OMG obedience is so outdated. Many children deemed problem kids are actually super compassionate but CANNOT in their very essence comply when it is an environment of control. Once it is about connection, co-creation and empathy for what is important to each, new solutions can arise that are usually win-win or at least can have mutual compassion for the "suck" of the situation at the very, very least.
Thank you, Lily. Unfortunately, even thought the science shows obedience leaves children with a sense of shame, it is so prevalent. Thank you for your thoughts.
Even though. Added a t.
I am also a typo-master. However, thought has been missing from discussions on science. So I'm glad you put the T back in thoughtful science.
Say no to biodigial ID
It’s the bio-technocratic hack, a horrendous attack on the conscious engagement of your sovereignty
Say YES to life
To love to joy
To Daffodils
And tiny ant hills, but don’t step on them barefoot, oh boy
Yes to bees and roses and trees
Yes to hugging and sharing and connecting in free-spirited assembly
Say NO to all that would trample your rights
And YES to all that benefits the highest for all, and truly delights
YES to an open heart
Yes to a discerning mind
YES to beauty abundant, reverence for LIFE
YES to connection, to awe, to wonder
YES to being you, fully
NO to augmentation that is an anti-life abomination
YES to a celebration of the crystalline rising within
Bursting through the earth’s crust
When others despair, don’t give in
She’s rising
She’s celebrating her freedom too
And she’s on your side, if you want to experience your sovereign divinity through and through
I am a science geek and a lover of Truth and I see we are literally in a crisis where disobedience is required.

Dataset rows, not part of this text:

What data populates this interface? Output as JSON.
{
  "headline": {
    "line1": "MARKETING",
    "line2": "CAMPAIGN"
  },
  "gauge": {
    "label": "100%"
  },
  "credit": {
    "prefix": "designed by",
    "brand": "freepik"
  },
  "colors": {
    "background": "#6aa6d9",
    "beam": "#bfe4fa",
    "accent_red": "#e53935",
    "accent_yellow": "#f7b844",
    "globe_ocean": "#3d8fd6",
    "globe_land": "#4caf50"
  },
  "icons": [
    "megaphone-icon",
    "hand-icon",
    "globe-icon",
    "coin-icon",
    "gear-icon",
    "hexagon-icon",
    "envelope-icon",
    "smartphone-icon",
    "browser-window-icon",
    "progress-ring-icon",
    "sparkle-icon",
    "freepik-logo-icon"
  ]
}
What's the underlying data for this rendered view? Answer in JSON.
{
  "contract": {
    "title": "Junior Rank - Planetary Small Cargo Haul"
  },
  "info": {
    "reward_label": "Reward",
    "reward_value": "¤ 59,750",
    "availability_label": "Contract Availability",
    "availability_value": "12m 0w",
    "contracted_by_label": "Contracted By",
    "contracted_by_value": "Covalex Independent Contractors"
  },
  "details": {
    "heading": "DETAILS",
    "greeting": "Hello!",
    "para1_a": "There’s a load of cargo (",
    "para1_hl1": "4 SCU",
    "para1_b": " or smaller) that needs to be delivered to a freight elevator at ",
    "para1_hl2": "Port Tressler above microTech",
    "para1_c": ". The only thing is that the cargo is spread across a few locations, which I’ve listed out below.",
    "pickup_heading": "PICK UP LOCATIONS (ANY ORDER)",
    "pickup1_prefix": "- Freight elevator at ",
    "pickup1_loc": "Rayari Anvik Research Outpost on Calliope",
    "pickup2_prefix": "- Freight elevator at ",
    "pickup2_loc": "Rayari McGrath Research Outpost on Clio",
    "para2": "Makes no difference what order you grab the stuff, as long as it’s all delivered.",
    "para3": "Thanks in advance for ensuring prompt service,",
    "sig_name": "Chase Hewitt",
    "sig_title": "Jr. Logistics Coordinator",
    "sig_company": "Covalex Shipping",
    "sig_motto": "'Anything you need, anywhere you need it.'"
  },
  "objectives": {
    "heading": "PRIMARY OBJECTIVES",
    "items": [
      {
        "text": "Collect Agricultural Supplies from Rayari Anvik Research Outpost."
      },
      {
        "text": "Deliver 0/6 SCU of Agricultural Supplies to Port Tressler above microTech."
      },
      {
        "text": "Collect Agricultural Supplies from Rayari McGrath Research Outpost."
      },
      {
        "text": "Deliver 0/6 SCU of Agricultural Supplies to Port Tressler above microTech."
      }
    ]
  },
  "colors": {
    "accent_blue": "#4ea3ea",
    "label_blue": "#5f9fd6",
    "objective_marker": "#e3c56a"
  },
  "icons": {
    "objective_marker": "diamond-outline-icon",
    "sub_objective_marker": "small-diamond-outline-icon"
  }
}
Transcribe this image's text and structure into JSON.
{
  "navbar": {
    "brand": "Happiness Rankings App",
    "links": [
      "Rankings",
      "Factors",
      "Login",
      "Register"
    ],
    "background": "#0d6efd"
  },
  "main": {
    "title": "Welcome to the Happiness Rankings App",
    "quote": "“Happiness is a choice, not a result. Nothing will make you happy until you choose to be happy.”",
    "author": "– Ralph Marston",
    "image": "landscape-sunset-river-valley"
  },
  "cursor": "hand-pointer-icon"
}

Shame was deliberately used on those who "disobeyed" during the last two years. https://nakedemperor.substack.com/p/why-anger-towards-the-unvaccinated?s=r
I hope I am not overwhelming you with my passion here...
I do think it vital we can have need-based conversations around these topics and that nothing is deemed off limits to talk about. Even if you hold more mainstream views toward the Government-as-parent, you would want to validate and hear fully your child's reasoning rather than shutthem down...unless you were a dictator operating on false pretense of caring...I love what you posted about the Nazis. I have written on this too. I love Vera Sherav, a holocaust survivor who links your topic and mine.
Also - even the word - dis - obedience is a framing I'd like to move beyond. The obedience is the issue. Not the dis. It is really more about our YES to being in alignment with our truth, in a loving way that honors the needs of others.
But if their need to is to control or exploit...well, they are operating in a way that does not honor other needs.
I love this. I want to share again it and I will. I so wish I'd had this when my kids were young - less for me than for many I knew who just didn't have access to this information and were trying their best, following guidance they trusted, but in the long run losing something precious.